## An Important Computational Advantage of Structured SDR Coding (e.g., Sparsey) over Flat SDR Coding (e.g. Kanerva) Models and over Optimization-centric "Sparse Coding" (e.g., Olshausen & Field) Models

In SDR, each item (percept, concept) is represented by a small subset of units chosen from a much larger field of units. Figure 1 shows two kinds of SDR coding field, a “flat” field of M binary units, e.g., as used in Kanerva’s "Sparse Disributed Memory" (SDM), and a structured field of units as used in Sparsey, where the field consists *Q* winner-take-all (WTA) competitive modules (CMs), each with *K* binary units; here, *Q*=19, *K*=10. To make the two fields commensurate, we define *M*=*K*×*Q*. In both cases, 10% (1/10) of the units are active in any code; example codes shown in the figure.

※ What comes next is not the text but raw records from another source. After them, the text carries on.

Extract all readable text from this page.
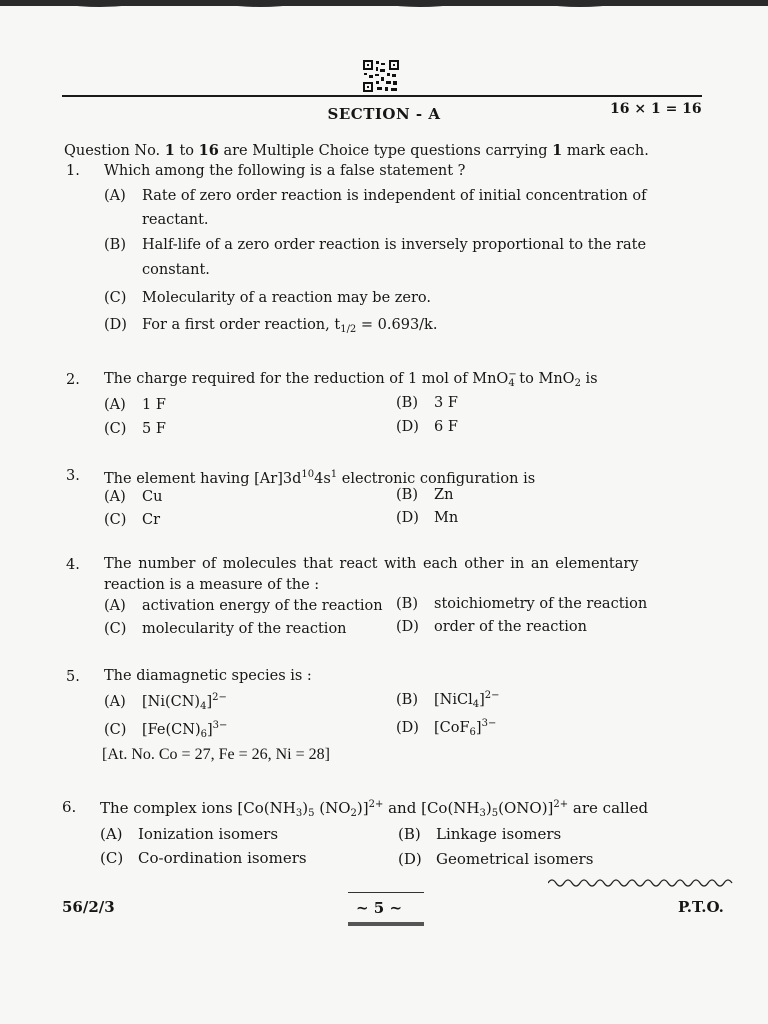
SECTION - A	16 × 1 = 16
Question No. 1 to 16 are Multiple Choice type questions carrying 1 mark each.
1. Which among the following is a false statement ?
(A) Rate of zero order reaction is independent of initial concentration of
reactant.
(B) Half-life of a zero order reaction is inversely proportional to the rate
constant.
(C) Molecularity of a reaction may be zero.
(D) For a first order reaction, $t_{1/2} = 0.693/k$.
2. The charge required for the reduction of 1 mol of MnO$_4$
−
to MnO$_2$ is
(A) 1 F	(B) 3 F
(C) 5 F	(D) 6 F
3. The element having $[Ar]3d^{10}4s^1$ electronic configuration is
(A) Cu	(B) Zn
(C) Cr	(D) Mn
4. The number of molecules that react with each other in an elementary
reaction is a measure of the :
(A) activation energy of the reaction (B) stoichiometry of the reaction
(C) molecularity of the reaction	(D) order of the reaction
5. The diamagnetic species is :
(A) $[Ni(CN)_4]^{2-}$	(B) [NiCl$_4$]$^{2-}$
(C) $[Fe(CN)_6]^{3-}$	(D) $[CoF_6]^{3-}$
[At. No. Co = 27, Fe = 26, Ni = 28]
6. The complex ions [$Co(NH_3)_5$ $(NO_2)]^{2+}$ and $[Co(NH_3)_5(ONO)]^{2+}$ are called
(A) Ionization isomers	(B) Linkage isomers
(C) Co-ordination isomers	(D) Geometrical isomers
56/2/3	~ 5 ~	P.T.O.
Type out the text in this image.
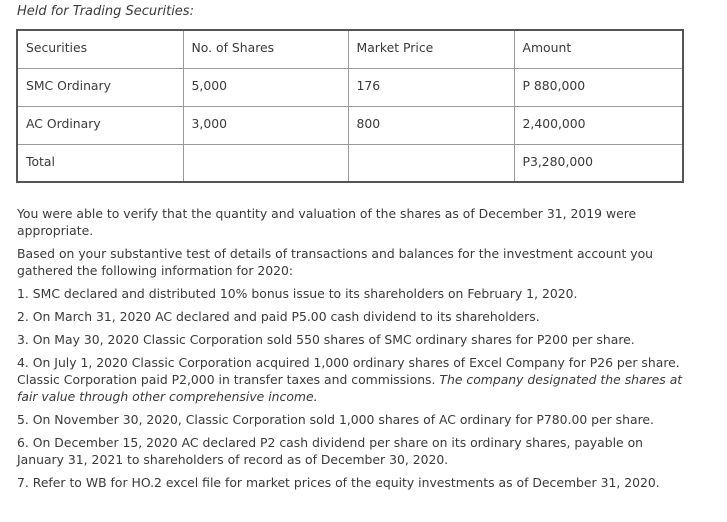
Held for Trading Securities:
Securities	No. of Shares	Market Price	Amount
SMC Ordinary	5,000	176	P 880,000
AC Ordinary	3,000	800	2,400,000
Total			P3,280,000

You were able to verify that the quantity and valuation of the shares as of December 31, 2019 were appropriate.

Based on your substantive test of details of transactions and balances for the investment account you gathered the following information for 2020:

1. SMC declared and distributed 10% bonus issue to its shareholders on February 1, 2020.

2. On March 31, 2020 AC declared and paid P5.00 cash dividend to its shareholders.

3. On May 30, 2020 Classic Corporation sold 550 shares of SMC ordinary shares for P200 per share.

4. On July 1, 2020 Classic Corporation acquired 1,000 ordinary shares of Excel Company for P26 per share. Classic Corporation paid P2,000 in transfer taxes and commissions. The company designated the shares at fair value through other comprehensive income.

5. On November 30, 2020, Classic Corporation sold 1,000 shares of AC ordinary for P780.00 per share.

6. On December 15, 2020 AC declared P2 cash dividend per share on its ordinary shares, payable on January 31, 2021 to shareholders of record as of December 30, 2020.

7. Refer to WB for HO.2 excel file for market prices of the equity investments as of December 31, 2020.
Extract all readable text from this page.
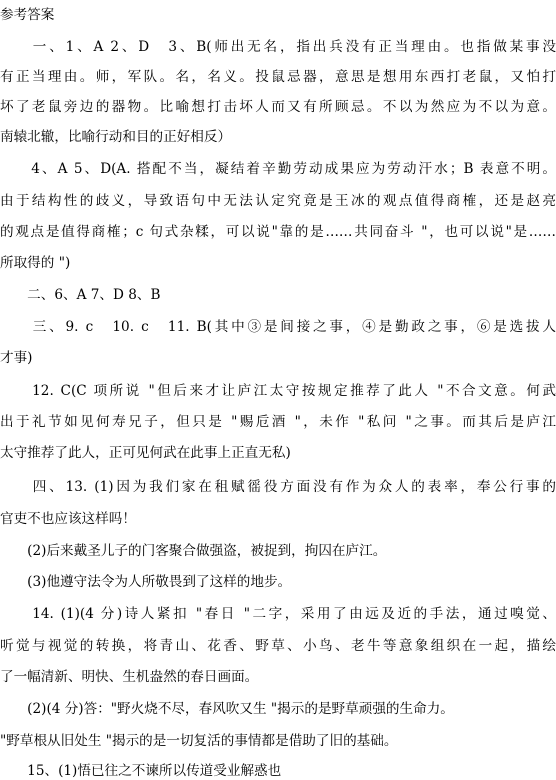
参考答案
　　一、1、A 2、D　3、B(师出无名，指出兵没有正当理由。也指做某事没
有正当理由。师，军队。名，名义。投鼠忌器，意思是想用东西打老鼠，又怕打
坏了老鼠旁边的器物。比喻想打击坏人而又有所顾忌。不以为然应为不以为意。
南辕北辙，比喻行动和目的正好相反）
　　4、A 5、D(A. 搭配不当，凝结着辛勤劳动成果应为劳动汗水；B 表意不明。
由于结构性的歧义，导致语句中无法认定究竟是王冰的观点值得商榷，还是赵亮
的观点是值得商榷；c 句式杂糅，可以说"靠的是……共同奋斗 "，也可以说"是……
所取得的 ")
　　二、6、A 7、D 8、B
　　三、9. c　10. c　11. B(其中③是间接之事，④是勤政之事，⑥是选拔人
才事)
　　12. C(C 项所说 "但后来才让庐江太守按规定推荐了此人 "不合文意。何武
出于礼节如见何寿兄子，但只是 "赐卮酒 "，未作 "私问 "之事。而其后是庐江
太守推荐了此人，正可见何武在此事上正直无私)
　　四、13. (1)因为我们家在租赋徭役方面没有作为众人的表率，奉公行事的
官吏不也应该这样吗！
　　(2)后来戴圣儿子的门客聚合做强盗，被捉到，拘囚在庐江。
　　(3)他遵守法令为人所敬畏到了这样的地步。
　　14. (1)(4 分)诗人紧扣 "春日 "二字，采用了由远及近的手法，通过嗅觉、
听觉与视觉的转换，将青山、花香、野草、小鸟、老牛等意象组织在一起，描绘
了一幅清新、明快、生机盎然的春日画面。
　　(2)(4 分)答："野火烧不尽，春风吹又生 "揭示的是野草顽强的生命力。
"野草根从旧处生 "揭示的是一切复活的事情都是借助了旧的基础。
　　15、(1)悟已往之不谏所以传道受业解惑也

**Figure 1:** Two kinds of SDR coding fields. a) A “flat”, Kanerva-type SDR field of *M*=190 units. b) A structured, Sparsey SDR field of *Q* WTA competitive modules (CMs), each with *K*=10 units, for a total of *K*×*Q* = *M* units

Sparsey’s structured format has an important computational advantage over the flat field. Consider that in either the flat or structured case, the act of activating a code has two conceptual pieces:

- Selecting the specific units that will be activated; and
- Enforcing that only those selected units activate (i.e., enforcing the sparsity).

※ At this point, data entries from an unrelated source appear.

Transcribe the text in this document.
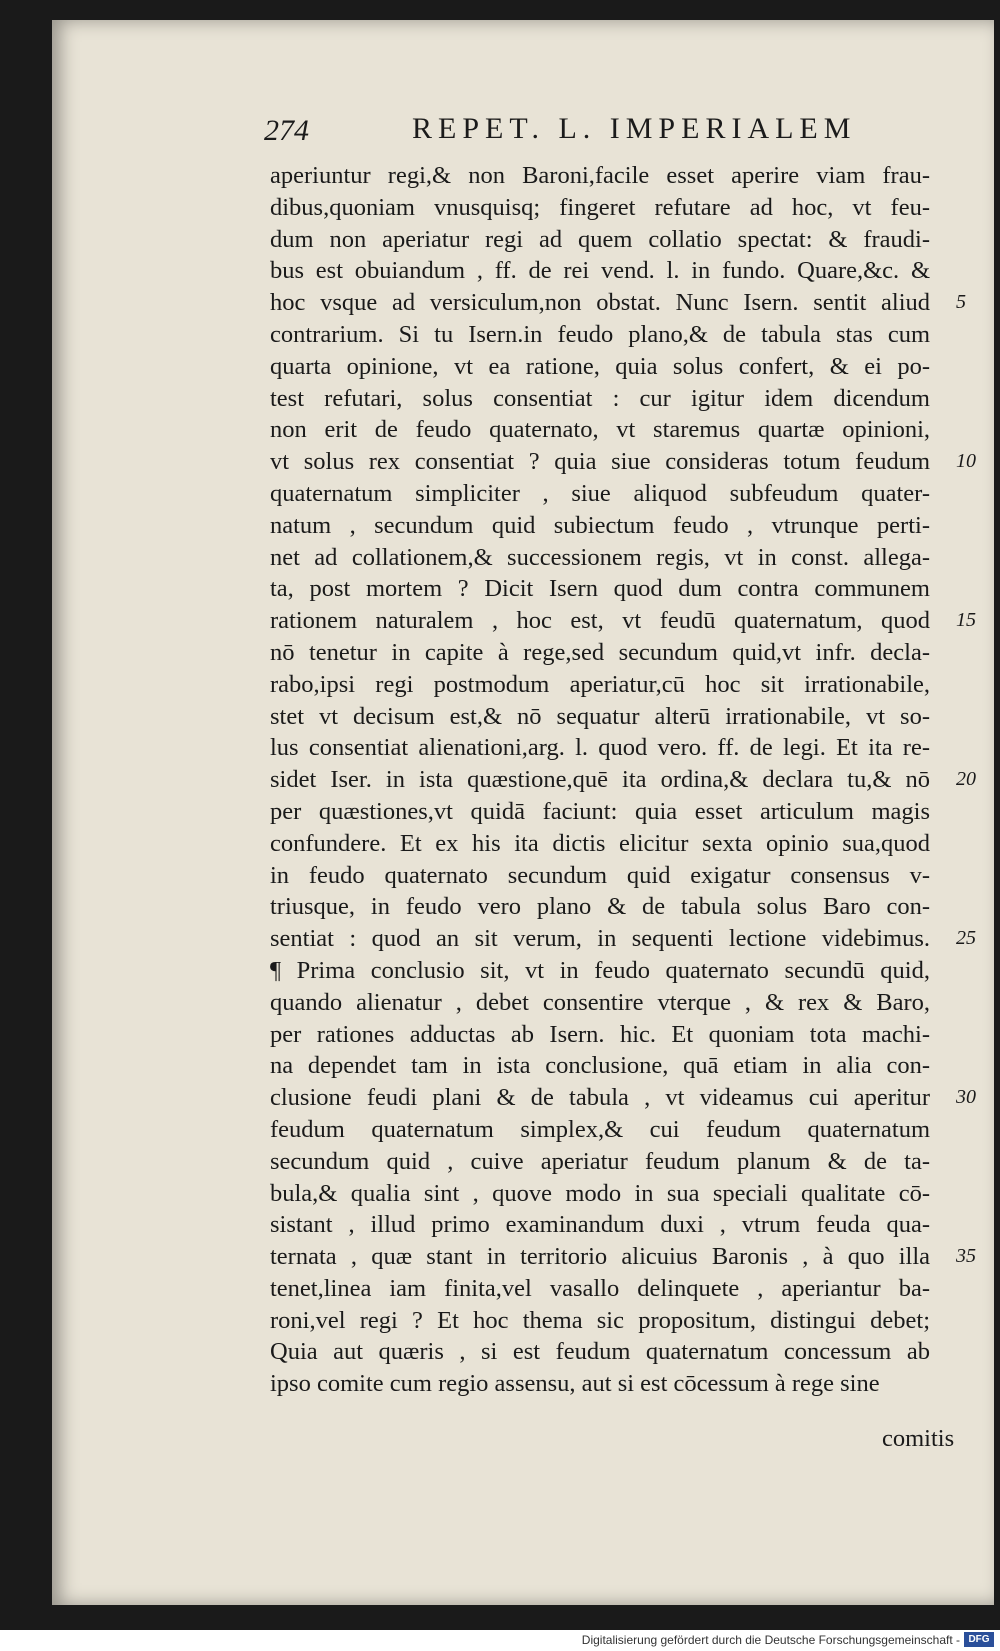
274	REPET. L. IMPERIALEM
aperiuntur regi,& non Baroni,facile esset aperire viam frau-
dibus,quoniam vnusquisq; fingeret refutare ad hoc, vt feu-
dum non aperiatur regi ad quem collatio spectat: & fraudi-
bus est obuiandum , ff. de rei vend. l. in fundo. Quare,&c. &
hoc vsque ad versiculum,non obstat. Nunc Isern. sentit aliud
contrarium. Si tu Isern.in feudo plano,& de tabula stas cum
quarta opinione, vt ea ratione, quia solus confert, & ei po-
test refutari, solus consentiat : cur igitur idem dicendum
non erit de feudo quaternato, vt staremus quartæ opinioni,
vt solus rex consentiat ? quia siue consideras totum feudum
quaternatum simpliciter , siue aliquod subfeudum quater-
natum , secundum quid subiectum feudo , vtrunque perti-
net ad collationem,& successionem regis, vt in const. allega-
ta, post mortem ? Dicit Isern quod dum contra communem
rationem naturalem , hoc est, vt feudū quaternatum, quod
nō tenetur in capite à rege,sed secundum quid,vt infr. decla-
rabo,ipsi regi postmodum aperiatur,cū hoc sit irrationabile,
stet vt decisum est,& nō sequatur alterū irrationabile, vt so-
lus consentiat alienationi,arg. l. quod vero. ff. de legi. Et ita re-
sidet Iser. in ista quæstione,quē ita ordina,& declara tu,& nō
per quæstiones,vt quidā faciunt: quia esset articulum magis
confundere. Et ex his ita dictis elicitur sexta opinio sua,quod
in feudo quaternato secundum quid exigatur consensus v-
triusque, in feudo vero plano & de tabula solus Baro con-
sentiat : quod an sit verum, in sequenti lectione videbimus.
¶ Prima conclusio sit, vt in feudo quaternato secundū quid,
quando alienatur , debet consentire vterque , & rex & Baro,
per rationes adductas ab Isern. hic. Et quoniam tota machi-
na dependet tam in ista conclusione, quā etiam in alia con-
clusione feudi plani & de tabula , vt videamus cui aperitur
feudum quaternatum simplex,& cui feudum quaternatum
secundum quid , cuive aperiatur feudum planum & de ta-
bula,& qualia sint , quove modo in sua speciali qualitate cō-
sistant , illud primo examinandum duxi , vtrum feuda qua-
ternata , quæ stant in territorio alicuius Baronis , à quo illa
tenet,linea iam finita,vel vasallo delinquete , aperiantur ba-
roni,vel regi ? Et hoc thema sic propositum, distingui debet;
Quia aut quæris , si est feudum quaternatum concessum ab
ipso comite cum regio assensu, aut si est cōcessum à rege sine
comitis
5
10
15
20
25
30
35
Digitalisierung gefördert durch die Deutsche Forschungsgemeinschaft - DFG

In Sparsey’s case, these two pieces are computationally one: no additional computational steps beyond choosing the winner in each CM are needed specifically to enforce sparsity. Thus sparsity is enforced *architecturally*, or statically. Specifically, a single iteration over a CM’s *K* units finds the most implicated (e.g., on the basis of the input summations) unit and this is done for each of the *Q* CMs, i.e., a total of *K*×*Q* = *M* comparisons to determine the whole code. In contrast, the SDM is essentially one big *Q*-WTA field, i.e., the *Q* most implicated units out of the entire field are activated. Minimally, this requires iterating over all *M* units comprising the field to find the max, then iterating over the *M*-1 remaining units to find the second most implicated unit, etc., *Q* times, i.e., *M* + *M*-1 + … + *M*-*Q* comparisons. If *Q* << *M*, this is approximately *M*×*Q* comparison. Thus, Sparsey’s architectural enforcement of sparsity is a factor *Q* more efficient than is possible for “flat” field, where, in practical systems, *Q* will be at least order 100.

In fact, Sparsey enjoys this same advantage (see this post) with respect to any optimization-centric “sparse coding” model in which a sparsity penalty term, i.e., some norm on the total activity of the coding field, is added to the objective function, e.g., Olshausen & Field, and thus adds significant computation. In these types of models the coding field is a flat field of units and the two conceptual pieces of *selecting* the units to be included in a code (which in such models, is generally an iterative process of convergence, involving many epochs over the whole training set, as opposed to Sparsey’s sing-trial code selection process) and *enforcing sparsity* are even more explicitly separate computationally than for the *Q*-WTA SDR coding field.